While it's understandable that sometimes, people move to a new location or area, lenders are more predisposed to approving loans for people they consider safe and stable (read: stuck in one job) as opposed to someone who changes jobs frequently.
A change of career in the middle of a mortgage application is not good for you. If you have to change your career, wait until you have been approved and the mortgage is closed before making the move.
Taking out more credit
This is an avoidable mistake. A lot of people do this and then wonder why they were turned down. Taking out more credit will involve new credit queries (as the provider will have to check your creditworthiness) and give you new, unused credit lines - which the lenders see as a red flag.
And when there's a sudden spike of activity and inquiries into your credit situation (which often happens when you want to take on new credit) the mortgage lender is likely to consider you a higher risk. As a rule, avoid taking on or applying for any new credit 90-180 days before your application for a mortgage and during the process - even when you have an excellent credit core.
Closing major credit card accounts
I don't know anyone who wouldn't welcome the opportunity to pay off their debts and close a major credit card account. Sadly, closing a major account before or during the approval process will hurt you, regardless of your excellent credit scores.
Here's why: closing a major account temporarily increases your debt to credit limit ratio. While the lenders may not necessarily disqualify you, they could raise your interest rates. Crazy, I know. But it is what it is. Don't close any accounts during this sensitive time as your credit score will suffer. You can terminate the account after you've closed on the house if you need to.
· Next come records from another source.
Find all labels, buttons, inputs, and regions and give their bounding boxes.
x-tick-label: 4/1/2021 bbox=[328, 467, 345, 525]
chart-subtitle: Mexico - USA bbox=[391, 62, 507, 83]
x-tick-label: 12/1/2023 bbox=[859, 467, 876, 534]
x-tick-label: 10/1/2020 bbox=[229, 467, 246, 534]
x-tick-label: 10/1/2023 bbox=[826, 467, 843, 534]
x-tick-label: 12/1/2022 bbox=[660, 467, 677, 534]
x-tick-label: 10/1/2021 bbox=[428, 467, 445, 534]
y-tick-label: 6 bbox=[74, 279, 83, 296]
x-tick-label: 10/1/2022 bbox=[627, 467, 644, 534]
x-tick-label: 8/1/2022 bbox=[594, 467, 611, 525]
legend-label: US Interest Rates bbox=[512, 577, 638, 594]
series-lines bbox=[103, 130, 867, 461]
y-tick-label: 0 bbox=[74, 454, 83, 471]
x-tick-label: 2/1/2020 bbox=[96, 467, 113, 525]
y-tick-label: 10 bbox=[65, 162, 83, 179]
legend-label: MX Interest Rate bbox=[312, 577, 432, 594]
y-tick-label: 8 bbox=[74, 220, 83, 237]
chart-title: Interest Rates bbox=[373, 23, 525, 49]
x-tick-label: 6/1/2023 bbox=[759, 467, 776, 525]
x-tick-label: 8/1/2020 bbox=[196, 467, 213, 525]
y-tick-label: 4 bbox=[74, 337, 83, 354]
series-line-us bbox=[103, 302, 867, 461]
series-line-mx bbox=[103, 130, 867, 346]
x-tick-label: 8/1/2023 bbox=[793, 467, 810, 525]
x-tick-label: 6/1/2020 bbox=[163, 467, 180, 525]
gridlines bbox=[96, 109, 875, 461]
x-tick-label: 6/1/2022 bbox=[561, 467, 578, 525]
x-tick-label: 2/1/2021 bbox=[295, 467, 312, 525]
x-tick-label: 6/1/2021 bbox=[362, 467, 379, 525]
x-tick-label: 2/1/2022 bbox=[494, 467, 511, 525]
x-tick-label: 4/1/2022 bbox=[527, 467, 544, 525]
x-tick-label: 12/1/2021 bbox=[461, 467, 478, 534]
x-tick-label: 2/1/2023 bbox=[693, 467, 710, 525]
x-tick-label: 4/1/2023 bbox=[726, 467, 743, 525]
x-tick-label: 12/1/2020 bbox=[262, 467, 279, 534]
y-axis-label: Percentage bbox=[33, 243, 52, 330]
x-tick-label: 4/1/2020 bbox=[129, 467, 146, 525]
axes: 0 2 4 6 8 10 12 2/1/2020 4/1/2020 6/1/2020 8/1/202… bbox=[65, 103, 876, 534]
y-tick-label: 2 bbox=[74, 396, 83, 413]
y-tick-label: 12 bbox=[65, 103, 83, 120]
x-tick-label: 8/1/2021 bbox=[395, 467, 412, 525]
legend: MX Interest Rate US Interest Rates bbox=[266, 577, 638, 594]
Buying a new car to go with the new home can seem like a great idea - but not when you buy the car before the mortgage is closed. Doing so before the closing increases your debt which reflects poorly to the underwriter. This basically means that it increases the chances of you falling below the lenders credit standards. My advice? Hold off until you've been approved and closed the deal before buying anything major.
These mistakes are pretty easy to avoid. It simply requires patience and strategic thinking around managing your credit. Doing so will ensure smooth sailing through the underwriting process. Then and only then should you pursue taking on more credit, though you should probably adjust to the new purchase before doing so.